Она приехала в Лондон, чтобы повидаться с Дорианом после двухнедельного телефонного молчания. С его стороны. И заявилась прямиком в его пентхауз, расположенный в роскошной, глядящей на парк части многоквартирного дома «Принц Уэльский». Дориан впустил ее в квартиру, и она тут же сбросила потные сандалии, словно желая ощутить ступнями холодок плиточного пола. Все происходило зловонным утром того самого дня, в который Уоттон посетил Фертика. Дориан заваривал для нее чай в превосходно обставленной кухне, а она тем временем прохаживалась по гостиной, погружая лапы в глубокий ворс ковра. Она была блондинкой с кошачьими повадками, звали ее Элен и была она красива — если, конечно, вам по душе влагалища.
— Зачем столько мониторов? — спросила она.
— Это видео инсталляция, подобие телевизионной скульптуры.

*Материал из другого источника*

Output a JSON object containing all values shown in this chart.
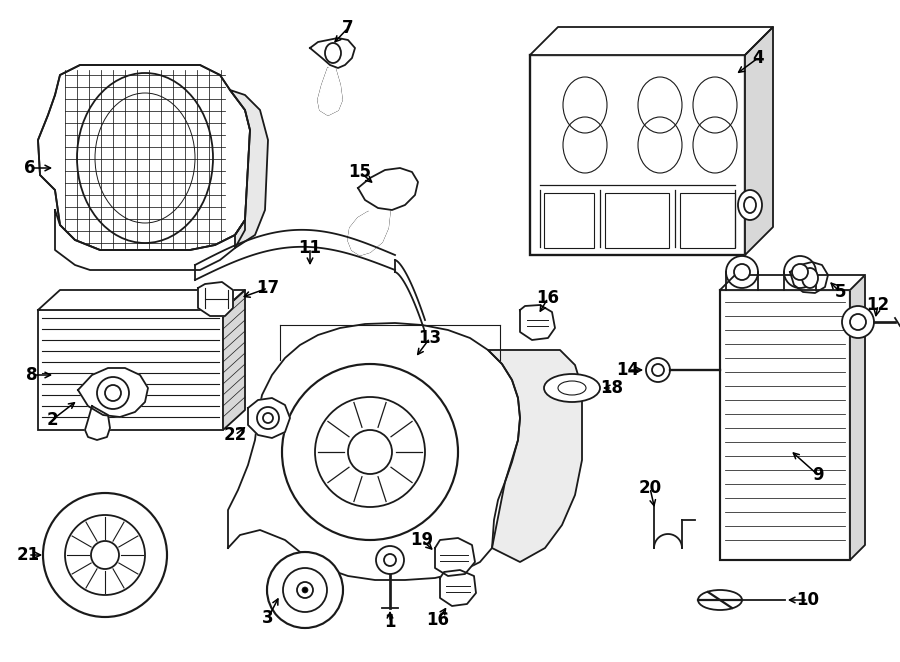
{
  "bg_color": "#ffffff",
  "line_color": "#1a1a1a",
  "lw": 1.3,
  "figsize": [
    9.0,
    6.62
  ],
  "dpi": 100
}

— Что такое видео инсталляция, я знаю.
— Ее сделал один мой знакомый, Бэз.
Дориан вошел в стенную нишу и защелкал переключателями. Мониторы с шипением ожили. На экранах засветился голый Дориан. Элен вглядывалась в великолепные тела. Творение Бэза Холлуорда было не лишено коварства — оно заставляло всех, кто его созерцал, поневоле обращаться в соглядатаев, в «Смеющихся кавалеров», вынужденных пожирать молодого человека вытаращенными глазами.
— Он педик? — резко спросила Элен.
— Что?
— Ты слышал. Человек, который сделал это, педик? Ты ведь знаешь, что это такое, верно?
Вот так оно и происходило, по всем вероятиям. Вообще говоря, списывать со счетов молодых женщин, подобных Элен, отпрысков крупной буржуазии, выпускниц гемпширских монастырских школ, девиц, впадающих в неистовство, обнаруживая, что у них там такое находится, между их влажными бедрами, было большой ошибкой. Ей хватало ума, чтобы заниматься теологией, и проницательности, чтобы понять значение чайных листьев в осушенной ею чашке.
— Почему «Серый граф»?
— Что?
— Почему ты пьешь «Серого графа»? Это так банально.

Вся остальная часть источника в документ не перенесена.